His shoulders were large, but the rest of his body always looked hidden within the folds of his clothes.

“I knew I was safer on the ground.”

“She might have trampled on you.”

“If she’d mounted me, she’d have broken my back.”

“God forbid!”

“I’m old, I’m nearer the big hole than the little hole through which I came into the world.”

“But the little one still interests you!”

“Tomorrow I’ll go down,” he said, admitting no complicity and drinking the water out of his glass, “tomorrow afternoon.”

“You can take the cheeses,” she said.

He was quite content to sit in the darkness, smoking a cigarette and occasionally going to the door to spit. But the darkness irritated her unless she was in bed. If she was sitting up, she wanted to read. The books she liked best were about other parts of the world: China, Paris, Tahiti. Joseph’s face was now barely discernible in the darkness. The lines and pouches on the faces of the other old people in the village could be allotted to events and experiences which were dated and recountable in detail; his remained mysterious, unrelated to any story, like the lines on the bark of a tree.

“I was thinking,” he said, “she may have smelt me where I was sleeping above her.”

Martine nodded. In the silent stable the cows were lying down. Outside, the mountains were reeling under the stars. That night Joseph went out of the room with one of his dance steps.

She took off most of her clothes.

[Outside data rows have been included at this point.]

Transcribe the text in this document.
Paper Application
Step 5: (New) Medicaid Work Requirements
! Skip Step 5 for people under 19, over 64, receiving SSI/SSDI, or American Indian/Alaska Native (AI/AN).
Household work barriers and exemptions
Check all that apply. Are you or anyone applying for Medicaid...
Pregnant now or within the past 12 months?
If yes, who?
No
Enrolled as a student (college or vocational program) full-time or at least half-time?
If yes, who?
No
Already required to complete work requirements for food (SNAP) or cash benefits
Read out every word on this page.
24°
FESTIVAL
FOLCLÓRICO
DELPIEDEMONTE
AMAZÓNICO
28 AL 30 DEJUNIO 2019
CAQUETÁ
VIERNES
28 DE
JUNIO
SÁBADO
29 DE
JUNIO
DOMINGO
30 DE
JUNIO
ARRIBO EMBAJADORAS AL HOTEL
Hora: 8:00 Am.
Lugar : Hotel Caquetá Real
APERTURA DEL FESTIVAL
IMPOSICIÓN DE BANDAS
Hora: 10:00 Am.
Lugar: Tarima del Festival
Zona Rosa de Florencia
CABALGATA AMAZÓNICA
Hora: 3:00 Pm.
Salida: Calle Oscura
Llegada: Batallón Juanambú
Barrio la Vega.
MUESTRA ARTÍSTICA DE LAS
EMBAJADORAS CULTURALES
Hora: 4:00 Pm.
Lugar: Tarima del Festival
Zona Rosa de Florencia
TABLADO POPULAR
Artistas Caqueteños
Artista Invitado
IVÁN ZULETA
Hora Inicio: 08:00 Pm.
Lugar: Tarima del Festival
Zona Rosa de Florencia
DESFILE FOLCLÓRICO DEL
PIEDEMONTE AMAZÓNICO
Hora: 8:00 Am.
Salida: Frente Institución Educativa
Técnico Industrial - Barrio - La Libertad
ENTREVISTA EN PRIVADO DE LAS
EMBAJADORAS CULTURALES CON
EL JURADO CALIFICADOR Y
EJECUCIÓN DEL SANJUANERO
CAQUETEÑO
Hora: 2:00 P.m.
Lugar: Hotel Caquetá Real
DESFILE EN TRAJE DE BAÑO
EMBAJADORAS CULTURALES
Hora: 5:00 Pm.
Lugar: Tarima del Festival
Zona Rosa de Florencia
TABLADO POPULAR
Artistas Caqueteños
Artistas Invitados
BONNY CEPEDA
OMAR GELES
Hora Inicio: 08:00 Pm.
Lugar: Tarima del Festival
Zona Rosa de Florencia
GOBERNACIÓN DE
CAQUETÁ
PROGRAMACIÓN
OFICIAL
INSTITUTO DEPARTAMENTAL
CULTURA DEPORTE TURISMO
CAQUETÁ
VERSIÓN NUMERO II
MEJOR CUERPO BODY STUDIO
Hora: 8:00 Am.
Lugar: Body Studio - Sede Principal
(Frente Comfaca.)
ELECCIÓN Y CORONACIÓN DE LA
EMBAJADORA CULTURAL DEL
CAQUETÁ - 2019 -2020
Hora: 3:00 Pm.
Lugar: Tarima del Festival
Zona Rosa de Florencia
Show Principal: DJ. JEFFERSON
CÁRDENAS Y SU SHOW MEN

The two of them shared one broken piece of mirror, the size of a playing-card, which hung on the wall outside the door. In the mornings she did her hair in front of it, and once a week he shaved before it. Nobody in the alpage knows what they look like. She was standing in her bare feet when he came back.

“I tell you she has turned mad,” he said.

“Never mind, Joseph, if you’re right, we’ll sell her in the autumn.”

She climbed on to the wooden platform and bent double because of the low ceiling. From where he was standing he saw her white shape, vague but full like a cumulus cloud, trailing white legs.

“I’m not going to sleep in the same corner,” he said, “it provokes her.”

“You must do what you think.”

“It might be best for me to sleep outside. She can smell me.”

“Come, Joseph, you’re not a bull.”

“An old one, a very old one.”

She laughed lightly from the depth of the wooden room.

Before he went down the following afternoon, he mumbled to her that she should keep an eye on the cows. Perhaps one of the reasons why the old are so rarely obeyed is that they insist so little on the truth of their observations, and this is because they see all such particular truths as small, compared to the immense single truth about which they can never talk.

When he returned with three loaves and five bottles of wine his eyes had a wide tearful look. This meant that he had drunk a bottle during the two-hour climb up. He went to fetch the cows and staggered once or twice against the slope, as if falling into the open arms of a new friend. Yet when he came back with only five cows, a quarter of an hour later, he was quite sober.